At this point you can start using setupHandlers in your unit tests. Without this the common pattern I’d seen was:

package main

import (
    "net/http"
    "net/http/httptest"
    "testing"
)

func TestLoginHandler(t *testing.T) {

     r, err := http.NewRequest("GET", "/login", nil)
     if err != nil {
          t.Fatal(err)
     }
     w := httptest.NewRecorder()
     handler := http.HandlerFunc(MyLoginHandler)
     handler.ServeHTTP(w, r)

     resp := w.Result()

     if resp.StatusCode != http.StatusOK {
          t.Errorf("Unexpected status code %d", resp.StatusCode)
     }
}

Here you just wrap your specific handler function directly and call that in your tests. Which is very good for testing that the handler function works, but not so good for checking that someone hasn’t botched the series of handler registration calls in your server. Instead, you can now change one line and get that additional coverage:

package main

import (
    "net/http"
    "net/http/httptest"
    "testing"
)

func TestLoginHandler(t *testing.T) {

     r, err := http.NewRequest("GET", "/login", nil)
     if err != nil {
          t.Fatal(err)
     }
     w := httptest.NewRecorder()
     handler := SetupMyHandlers()  // <---- this is the change :)
     handler.ServeHTTP(w, r)

     resp := w.Result()

     if resp.StatusCode != http.StatusOK {
          t.Errorf("Unexpected status code %d", resp.StatusCode)
     }
}

Same test as before, but now I’m checking the actual multiplexer used by the HTTP server works too, without having to write an integration test for that. Technically if someone forgets to pass the multiplexer to the server then that will not be picked up by my unit tests, so they’re not perfect; but that’s a single line mistake and all your URL handlers won’t work, so I’m less concerned about that being not picked up by the developer than someone forgetting one handler in dozens. You also will automatically be testing any new http wrapper functions people insert into the chain. This could be a mixed blessing perhaps, but I’d argue it’s better to make sure the wrappers are test friendly than have less overall coverage.

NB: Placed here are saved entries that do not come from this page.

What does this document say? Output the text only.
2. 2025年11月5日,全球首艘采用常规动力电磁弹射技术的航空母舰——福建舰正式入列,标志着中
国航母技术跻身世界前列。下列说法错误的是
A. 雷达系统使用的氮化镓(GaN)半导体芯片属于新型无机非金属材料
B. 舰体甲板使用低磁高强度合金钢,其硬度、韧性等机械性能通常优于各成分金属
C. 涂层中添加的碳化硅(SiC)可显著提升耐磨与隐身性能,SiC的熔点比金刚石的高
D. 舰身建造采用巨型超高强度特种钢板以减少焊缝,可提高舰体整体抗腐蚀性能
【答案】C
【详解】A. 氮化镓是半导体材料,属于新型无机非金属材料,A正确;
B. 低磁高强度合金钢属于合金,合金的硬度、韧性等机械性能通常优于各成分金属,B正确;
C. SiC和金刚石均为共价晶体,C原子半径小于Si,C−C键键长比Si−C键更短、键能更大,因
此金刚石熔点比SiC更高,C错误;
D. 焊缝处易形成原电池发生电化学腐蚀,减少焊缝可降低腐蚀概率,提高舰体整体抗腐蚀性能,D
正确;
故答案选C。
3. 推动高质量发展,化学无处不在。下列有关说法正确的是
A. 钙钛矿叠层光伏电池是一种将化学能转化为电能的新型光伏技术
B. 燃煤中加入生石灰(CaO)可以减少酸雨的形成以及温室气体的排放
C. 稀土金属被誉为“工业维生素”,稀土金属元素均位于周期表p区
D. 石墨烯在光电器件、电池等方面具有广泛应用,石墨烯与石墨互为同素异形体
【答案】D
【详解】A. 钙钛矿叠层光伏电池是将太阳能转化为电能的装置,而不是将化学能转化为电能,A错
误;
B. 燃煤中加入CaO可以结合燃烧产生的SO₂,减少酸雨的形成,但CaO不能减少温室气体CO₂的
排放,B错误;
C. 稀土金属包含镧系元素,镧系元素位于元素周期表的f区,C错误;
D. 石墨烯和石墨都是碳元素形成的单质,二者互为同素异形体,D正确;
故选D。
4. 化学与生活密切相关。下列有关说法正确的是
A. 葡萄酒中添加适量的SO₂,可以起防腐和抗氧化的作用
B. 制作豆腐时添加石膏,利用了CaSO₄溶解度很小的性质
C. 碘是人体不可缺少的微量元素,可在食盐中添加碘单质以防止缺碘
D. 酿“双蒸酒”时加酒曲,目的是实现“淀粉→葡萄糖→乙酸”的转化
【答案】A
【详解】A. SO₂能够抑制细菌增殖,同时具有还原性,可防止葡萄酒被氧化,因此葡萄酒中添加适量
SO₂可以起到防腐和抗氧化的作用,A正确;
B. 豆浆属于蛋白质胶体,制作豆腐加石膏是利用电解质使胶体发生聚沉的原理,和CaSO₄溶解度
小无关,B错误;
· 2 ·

The other win of this approach is you can also unittest that your static content is is being mapped correctly, which you can’t do using the common approach. You can happily test that requests to the static path I set up in SetupMyHandlers returns something sensible. Again, that may seem more like an integration style test, rather than a unit test, but if I add a unit test to check that then I’m more likely to find a fix bugs earlier in the dev cycle, rather than wasting time waiting for CI to pick up my mistake.

In general, if you have global state, you have a testing problem, so I’m surprised this approach isn’t more common. It’s hardly any code complexity increase to do what I suggest, but your test coverage grows a lot as a result.